Gibson v. Texas Dep’t of Ins. – Div. of Workers’ Comp.
By Michael Hoven – Edited by Daniella Adler
Gibson v. Texas Dep’t of Ins. – Div. of Workers’ Comp., No. 11-11136 (5th Cir. Oct. 30, 2012)
Slip Opinion
The United States Court of Appeals for the Fifth Circuit affirmed in part and reversed in part the Northern District of Texas, which had dismissed John Gibson’s claim that a Texas law barring him from using the words “Texas” and “workers’ compensation” or “workers’ comp.” in his domain name violated the First, Fifth, and Fourteenth Amendments.
The Fifth Circuit held that appellant had successfully stated a claim under the First Amendment, remanded the case for further review of that claim, and affirmed the dismissal of the Fifth and Fourteenth Amendment claims. In so holding, the court did not decide whether appellant’s speech was commercial or noncommercial. Instead, the court found that his speech warranted First Amendment review even if commercial, and explicitly reserved appellant’s right to further develop the argument that his speech was “ordinary, communicative speech.” Gibson, No. 11-11136 at 7.

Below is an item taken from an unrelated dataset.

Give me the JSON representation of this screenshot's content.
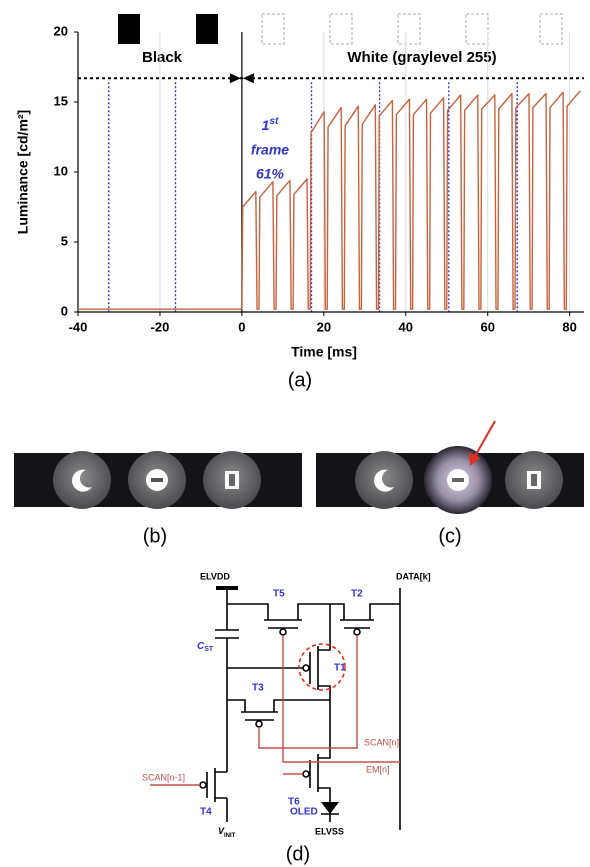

The Wall Street Journal Law Blog provides an overview of the case. JD Supra agrees with the decision and speculates that the Texas Department of Insurance is unlikely to win the case. Techdirt notes that this decision, which opens the door to giving domain names First Amendment protection, conflicts with the federal government’s history of seizing domain names.